O avanço global da inteligência artificial (IA) inaugurou um cenário complexo e ambivalente para a segurança internacional, transformando de forma drástica a dinâmica entre a defesa da democracia e o avanço de ameaças extremistas. Um estudo do conceituado think tank Center for Strategic and International Studies (CSIS) detalha o impacto dessa tecnologia, revelando que a IA atua simultaneamente como um catalisador para o terrorismo moderno e como uma ferramenta indispensável para o fortalecimento das agências estatais de contraterrorismo.
Por um lado, organizações terroristas de diferentes origens demonstram agilidade em incorporar ferramentas avançadas em suas estratégias operacionais. Historicamente conhecidos pelo uso estratégico de redes sociais (como o Estado Islâmico) e pela modificação de drones de baixo custo (como o Hezbollah), grupos extremistas encontram na IA generativa novas formas de impulsionar suas campanhas. O uso de chatbots personalizados e de tecnologias deepfake para criar vídeos e áudios altamente persuasivos tem facilitado o recrutamento, a desinformação em larga escala, a radicalização rápida e o aprimoramento da propaganda ideológica.
Por outro lado, a mesma tecnologia surge como uma barreira robusta para os estados democráticos e instituições financeiras. Governos e setores econômicos têm utilizado algoritmos de IA para monitorar transações financeiras suspeitas de forma muito mais rápida, com o objetivo claro de asfixiar o financiamento do terrorismo e a lavagem de dinheiro. Além disso, o desenvolvimento tecnológico de sistemas de defesa cibernética e triagem de dados permite que agências de inteligência identifiquem potenciais ameaças antes mesmo de sua execução. Conforme pontuam os analistas do CSIS, o próprio processo de desenvolvimento e teste dessas ferramentas complexas por parte dos extremistas aumenta sua exposição digital, facilitando a infiltração e a vigilância estatal.

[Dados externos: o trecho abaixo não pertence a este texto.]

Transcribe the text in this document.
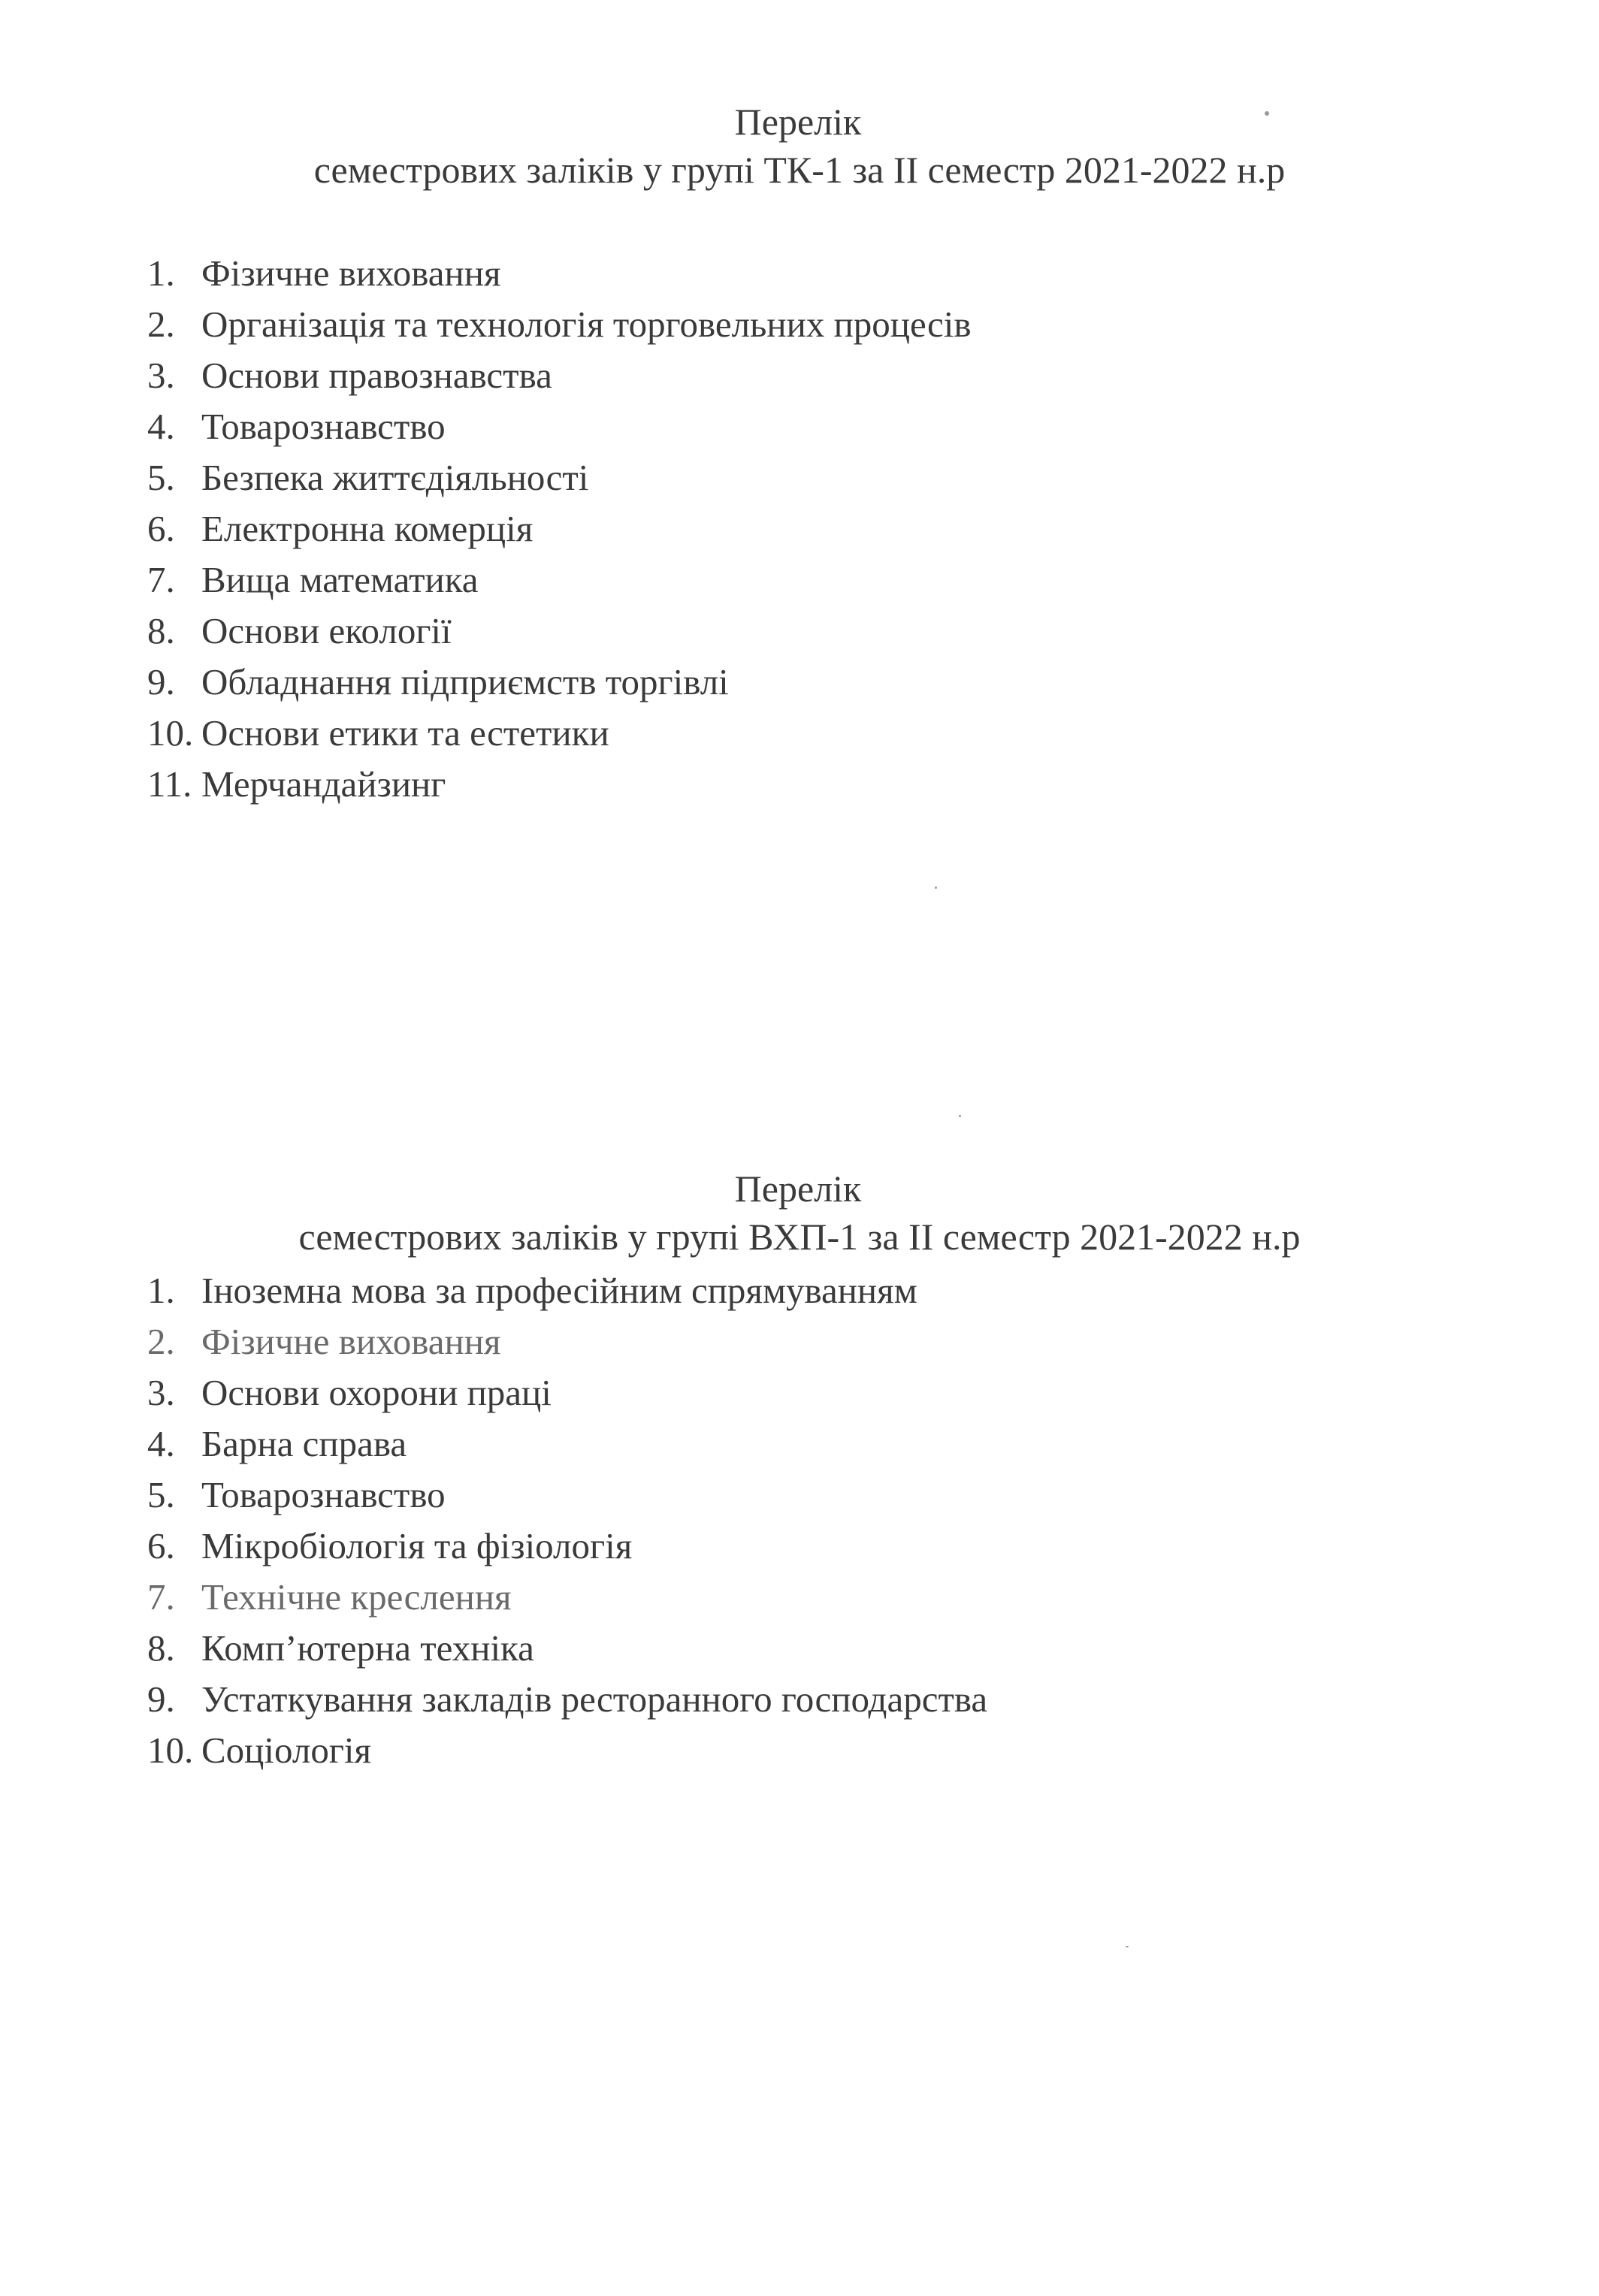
Перелік
семестрових заліків у групі ТК-1 за ІІ семестр 2021-2022 н.р
1. Фізичне виховання
2. Організація та технологія торговельних процесів
3. Основи правознавства
4. Товарознавство
5. Безпека життєдіяльності
6. Електронна комерція
7. Вища математика
8. Основи екології
9. Обладнання підприємств торгівлі
10. Основи етики та естетики
11. Мерчандайзинг
Перелік
семестрових заліків у групі ВХП-1 за ІІ семестр 2021-2022 н.р
1. Іноземна мова за професійним спрямуванням
2. Фізичне виховання
3. Основи охорони праці
4. Барна справа
5. Товарознавство
6. Мікробіологія та фізіологія
7. Технічне креслення
8. Комп’ютерна техніка
9. Устаткування закладів ресторанного господарства
10. Соціологія
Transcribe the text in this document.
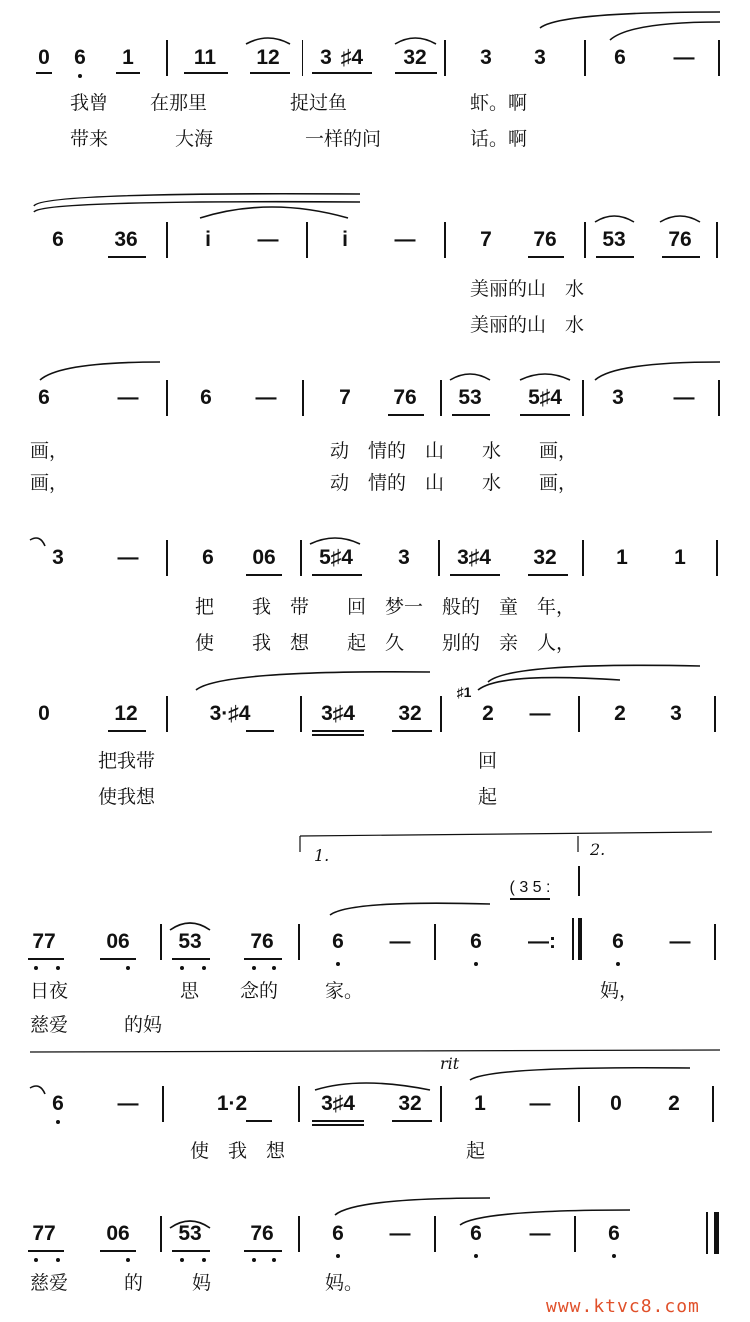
0 6 1	11 12 3 ♯4 32	3 3	6 —
我曾 在那里	捉过鱼	虾。啊
带来	大海	一样的问	话。啊
6 36	i —	i —	7 76 53 76
美丽的山　水
美丽的山　水
6	—	6 —	7 76 53 5♯4 3 —
画，	动　情的　山　　水　　画，
画，	动　情的　山　　水　　画，
3	—	6 06 5♯4 3 3♯4 32	1 1
把　　我　带　　回　梦一　般的　童　年，
使　　我　想　　起　久　　别的　亲　人，
0	12	3·♯4	3♯4 32
♯1
2 —	2 3
把我带	回
使我想	起
1.	2.
( 3 5 :
77 06 53 76	6 —	6 —:	6 —
日夜	思 念的 家。	妈，
慈爱	的妈
rit
6	—	1·2	3♯4 32 1 —	0 2
使　我　想	起
77 06 53 76	6 —	6 —	6
慈爱	的	妈	妈。
www.ktvc8.com
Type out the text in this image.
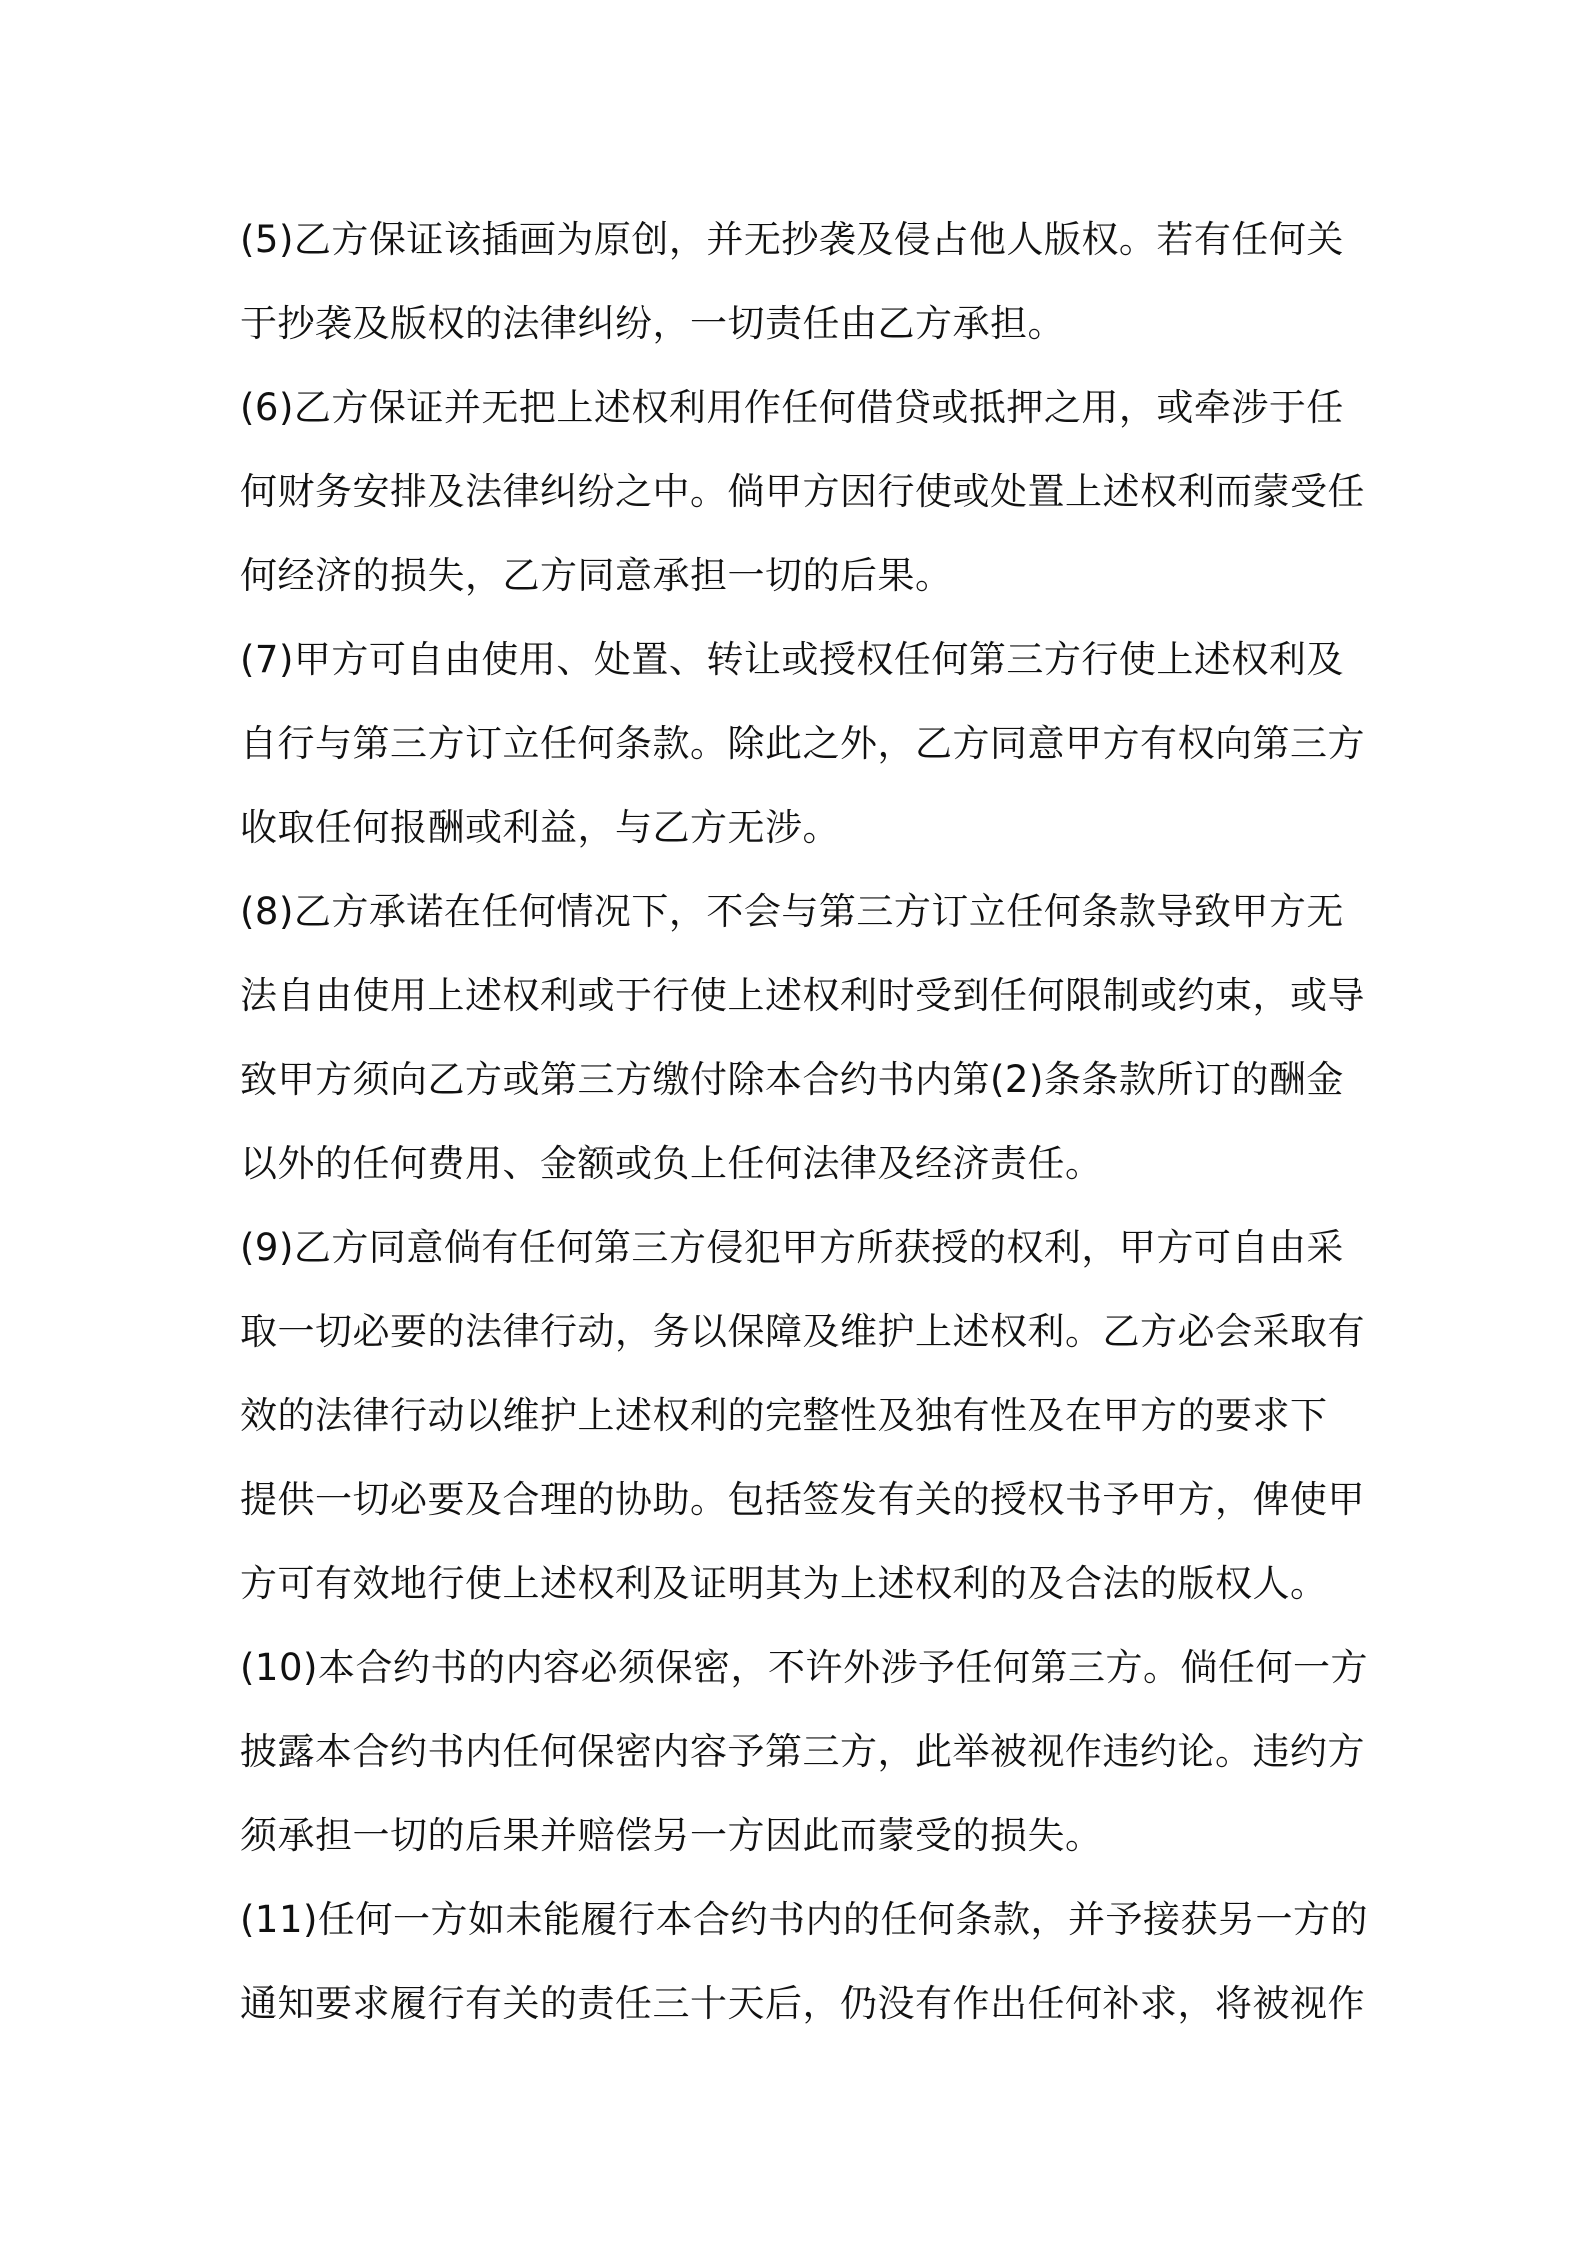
(5)乙方保证该插画为原创，并无抄袭及侵占他人版权。若有任何关
于抄袭及版权的法律纠纷，一切责任由乙方承担。
(6)乙方保证并无把上述权利用作任何借贷或抵押之用，或牵涉于任
何财务安排及法律纠纷之中。倘甲方因行使或处置上述权利而蒙受任
何经济的损失，乙方同意承担一切的后果。
(7)甲方可自由使用、处置、转让或授权任何第三方行使上述权利及
自行与第三方订立任何条款。除此之外，乙方同意甲方有权向第三方
收取任何报酬或利益，与乙方无涉。
(8)乙方承诺在任何情况下，不会与第三方订立任何条款导致甲方无
法自由使用上述权利或于行使上述权利时受到任何限制或约束，或导
致甲方须向乙方或第三方缴付除本合约书内第(2)条条款所订的酬金
以外的任何费用、金额或负上任何法律及经济责任。
(9)乙方同意倘有任何第三方侵犯甲方所获授的权利，甲方可自由采
取一切必要的法律行动，务以保障及维护上述权利。乙方必会采取有
效的法律行动以维护上述权利的完整性及独有性及在甲方的要求下
提供一切必要及合理的协助。包括签发有关的授权书予甲方，俾使甲
方可有效地行使上述权利及证明其为上述权利的及合法的版权人。
(10)本合约书的内容必须保密，不许外涉予任何第三方。倘任何一方
披露本合约书内任何保密内容予第三方，此举被视作违约论。违约方
须承担一切的后果并赔偿另一方因此而蒙受的损失。
(11)任何一方如未能履行本合约书内的任何条款，并予接获另一方的
通知要求履行有关的责任三十天后，仍没有作出任何补求，将被视作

Especialistas alertam, contudo, para os riscos políticos e de privacidade decorrentes desse embate tecnológico. O perigo de que democracias depositem confiança excessiva em decisões automatizadas ou ampliem sistemas de vigilância em massa sob a justificativa da segurança nacional é real. Da mesma forma, as políticas públicas enfrentam o desafio de equilibrar regulações estritas que evitem abusos de IA sem sufocar a inovação tecnológica interna. O consenso entre analistas é que a tecnologia não deve ser encarada sob um viés de determinismo absoluto: a IA reformula as táticas e ferramentas do terrorismo, mas a raiz da violência extremista permanece atada a profundas e persistentes questões políticas, sociais e geográficas.